Similar Methods of Prevention: The Isolation Hospital at Jubilee Exhibition Building in Adelaide, South Australia
The Australian state of Victoria, where Melbourne is located, did not report confirmed influenza cases until two weeks after they occurred. This caused tension among the Australian states, with many considering the November agreement breached. After this, each Australian state issued its own quarantine measures.
South Australia established an isolation hospital at Jubilee Exhibition Building, a facility originally built to celebrate Australia’s 50th anniversary as an English colony, as well as Queen Victoria’s Jubilee.
South Australian travelers visiting Melbourne before the breakdown of the November agreement were quarantined at the Jubilee Exhibition Building for one week. One hundred tents were provided, as well as food and bedding.
While rumors spread that the inhabitants of the quarantine were miserable, many of those quarantined reported that they were well cared for, and that there were no cases of influenza in the camp. People in quarantine organized cricket matches and nightly musical performances for entertainment during their one-week stay.

Woman outside of her tent at the isolation hospital at the Jubilee Exhibition Building in Adelaide, South Australia.

Boys sleeping in grandstand at Isolation Hospital at the Jubilee Exhibition Building in Adelaide, South Australia.

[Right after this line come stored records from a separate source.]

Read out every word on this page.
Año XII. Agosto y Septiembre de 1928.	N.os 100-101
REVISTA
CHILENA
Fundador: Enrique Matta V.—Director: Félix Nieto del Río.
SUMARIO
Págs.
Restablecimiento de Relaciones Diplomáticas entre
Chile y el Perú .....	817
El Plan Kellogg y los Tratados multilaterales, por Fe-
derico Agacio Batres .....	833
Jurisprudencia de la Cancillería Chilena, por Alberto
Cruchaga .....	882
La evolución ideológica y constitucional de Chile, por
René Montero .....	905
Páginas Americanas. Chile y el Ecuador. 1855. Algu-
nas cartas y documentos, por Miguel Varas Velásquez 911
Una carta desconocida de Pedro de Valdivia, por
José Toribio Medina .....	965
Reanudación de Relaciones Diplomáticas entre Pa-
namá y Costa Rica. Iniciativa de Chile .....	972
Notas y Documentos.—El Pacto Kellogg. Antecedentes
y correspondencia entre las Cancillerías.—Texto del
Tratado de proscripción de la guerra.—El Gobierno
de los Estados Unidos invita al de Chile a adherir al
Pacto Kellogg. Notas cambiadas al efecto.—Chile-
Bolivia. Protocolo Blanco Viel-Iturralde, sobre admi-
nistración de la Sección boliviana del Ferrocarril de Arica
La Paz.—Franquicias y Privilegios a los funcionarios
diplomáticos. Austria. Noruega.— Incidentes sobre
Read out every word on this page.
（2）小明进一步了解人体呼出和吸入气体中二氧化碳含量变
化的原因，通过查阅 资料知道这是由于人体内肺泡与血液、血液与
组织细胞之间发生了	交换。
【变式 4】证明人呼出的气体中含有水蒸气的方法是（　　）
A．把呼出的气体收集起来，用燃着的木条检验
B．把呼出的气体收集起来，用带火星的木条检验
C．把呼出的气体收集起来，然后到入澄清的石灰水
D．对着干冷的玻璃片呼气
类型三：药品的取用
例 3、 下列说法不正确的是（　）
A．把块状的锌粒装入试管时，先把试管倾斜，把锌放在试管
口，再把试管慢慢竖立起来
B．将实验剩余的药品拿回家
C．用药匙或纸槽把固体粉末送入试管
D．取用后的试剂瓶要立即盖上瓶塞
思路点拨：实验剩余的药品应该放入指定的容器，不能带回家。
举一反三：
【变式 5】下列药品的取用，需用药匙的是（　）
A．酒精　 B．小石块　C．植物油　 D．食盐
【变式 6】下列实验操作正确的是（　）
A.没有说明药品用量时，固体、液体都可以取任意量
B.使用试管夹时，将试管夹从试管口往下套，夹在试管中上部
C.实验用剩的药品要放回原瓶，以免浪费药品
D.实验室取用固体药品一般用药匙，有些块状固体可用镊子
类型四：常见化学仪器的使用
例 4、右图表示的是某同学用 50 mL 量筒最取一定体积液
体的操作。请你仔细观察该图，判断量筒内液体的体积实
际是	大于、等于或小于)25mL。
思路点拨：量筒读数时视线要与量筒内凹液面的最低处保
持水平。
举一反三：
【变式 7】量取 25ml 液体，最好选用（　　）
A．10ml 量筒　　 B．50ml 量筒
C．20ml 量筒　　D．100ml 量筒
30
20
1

Men washing dishes at the quarantine camp at the Jubilee Exhibition Building in Adelaide, South Australia, 1919

Crowded marquees at the quarantine camp at the Jubilee Exhibition Building in Adelaide, South Australia, 1919

Large group of tents at the quarantine camp at the Jubilee Exhibition Building in Adelaide, South Australia, 1919
Preparing Mixed Bacterial Vaccines
Despite not knowing what microorganism was causing the pandemic, Commonwealth Serum Laboratories created more than 3 million doses of vaccine between October 1918 and March 1919. The free vaccine was distributed to the public and Australian troops.
While the vaccine did not protect people from the influenza virus, which still had not been discovered, the mixed bacterial composition of the vaccine may have reduced some secondary bacterial infections.
Carved wooden cenotaph at Te Kōura marae. Photograph by Albert Percy Godber. Courtesy of the Alexander Turnbull Library
Remembering Devastating Outbreaks among Māori during the 1918 Pandemic in New Zealand
Outbreaks of influenza began in Auckland (on the North Island) in October 1918, and escalated to a devasting peak by November. Soon after, cities on the South Island began experiencing outbreaks.
More than 2,000 Māori New Zealanders and 6,000 Pakeha (European) New Zealanders died. Māori communities were particularly affected, suffering a death rate eight times higher than that of Pakeha.
To commemorate the dead, Māori carver Tene Waitere of Ngāti Tarāwhai, a Te Arawa Waka iwi (tribe) based in the North Island of New Zealand, erected two wooden memorials, one of which is pictured here.